‘It’s time for the government to place children at the forefront’ says children’s charity 

Charity The Children’s Society has declared the 2023 Autumn Statement ‘misses a crucial opportunity to invest in the future of children’. 

The Autumn Statement was announced yesterday (22 November) by Chancellor of the Exchequer, Jeremy Hunt.  

Some key points from the statement include: 

  • The main rate of national insurance will go down from 12% to 10% from January 
  • Universal credit will rise by 6.7% 
  • Claimants in England and Wales deemed able to work who refuse to seek employment to lose access to their benefits and extras like free prescriptions 
  • Local Housing Allowance rates are to be unfrozen and increased to 30% of local rents from April 
  • National Living Wage is to increase from £10.42 to £11.44 an hour from April 

Responding to the 2023 Autumn Statement, Mark Russell, chief executive at The Children’s Society, said:  “The chancellor’s decisions to increase benefits in line with inflation and unfreeze Local Housing Allowances offers a lifeline for struggling families across the UK. This move is a step in the right direction but falls far short of addressing the broader challenges facing our nation’s children.   

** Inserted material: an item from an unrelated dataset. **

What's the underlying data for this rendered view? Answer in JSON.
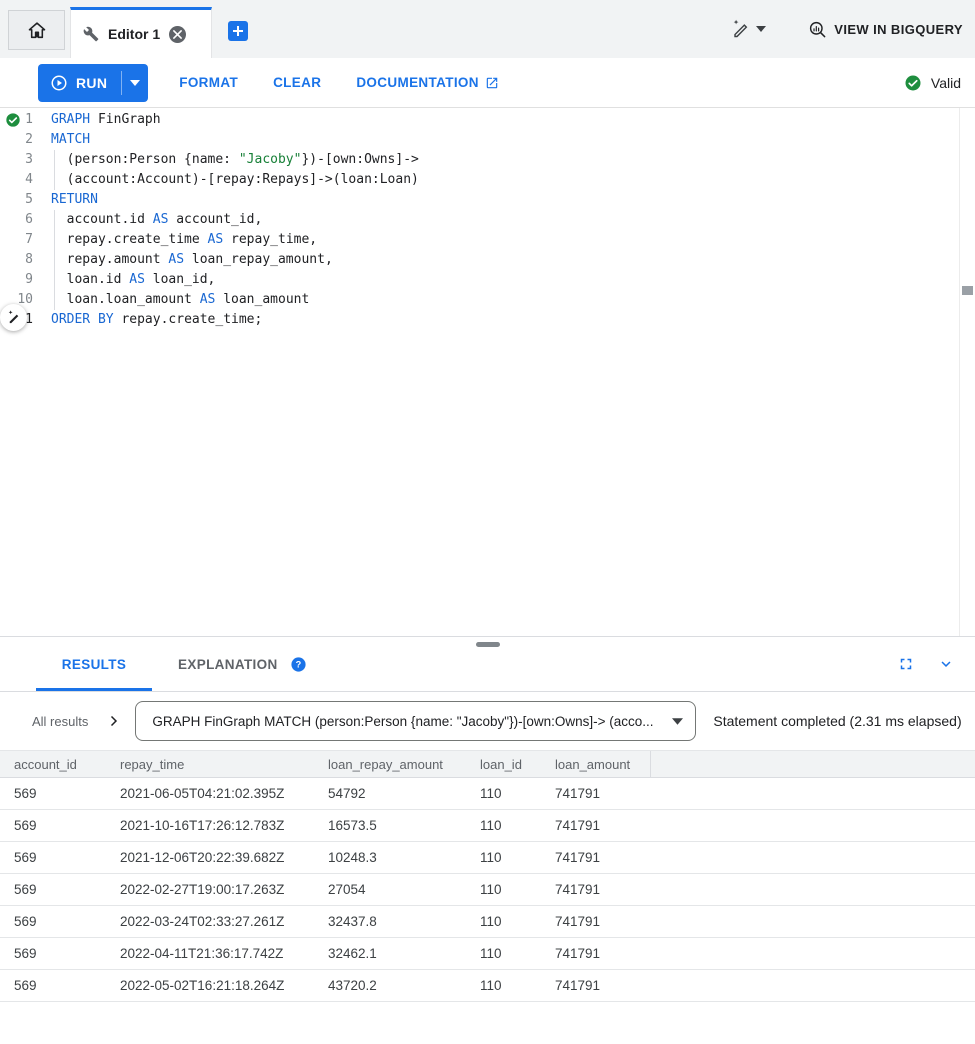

“This government has consistently overlooked the needs of children in their policy-making. The absence of increased funding for children’s services is a glaring omission and we are deeply troubled by the implications of the chancellor’s proposal to bring in stricter conditions within our social security system.  

“Increased investment in employment support is welcome but the majority of children living in poverty – three quarters, in fact – come from households where at least one parent or carer is already employed.   

“The consequences of this are evident: a troubling rise in child poverty, a growing mental health crisis among our youth, and unacceptable delays in providing essential support services. This Autumn Statement, like its predecessors, misses a crucial opportunity to invest in the future of children, especially those who have faced challenging beginnings.   

“Our call to action is clear: It’s time for the government to place children at the forefront of its agenda. This includes a dedicated effort to eradicate child poverty and a significant investment in early intervention services. The need for change is urgent – our children deserve a secure and fulfilling childhood, and they cannot wait any longer for these necessary reforms.” 

The chancellor has also announced a £50 million pilot to “stimulate” apprenticeship training in engineering and other growth sectors.  

Jeremy Hunt revealed plans for a two-year ‘apprenticeship growth sector pilot’ in his autumn statement, but no policy details have yet been released. 

Dani Payne, Social Market Foundation senior researcher, said: “Given the chancellor’s ambition to build a world-class education and skills system, it is disappointing to see core school spending per pupil being held flat in real terms, and little else announced to support our young people. 

“The announcement of modest additional funding for apprenticeships is welcome, however it is unlikely that what the sector really needs is a new pilot scheme, as opposed to a whole-sale reform to bring together our post-secondary education systems, encourage growth in technical education and tackle the unproductive competition between HE and FE that leaves both sectors fighting for pupils and funding. 

“If the government is to truly grow the supply side of the economy, human capital and skills must be at the forefront of our plan for growth and schools, addressing funding and staffing crises to deliver the next generation of skilled young workers and help those already in work to upskill and retrain.”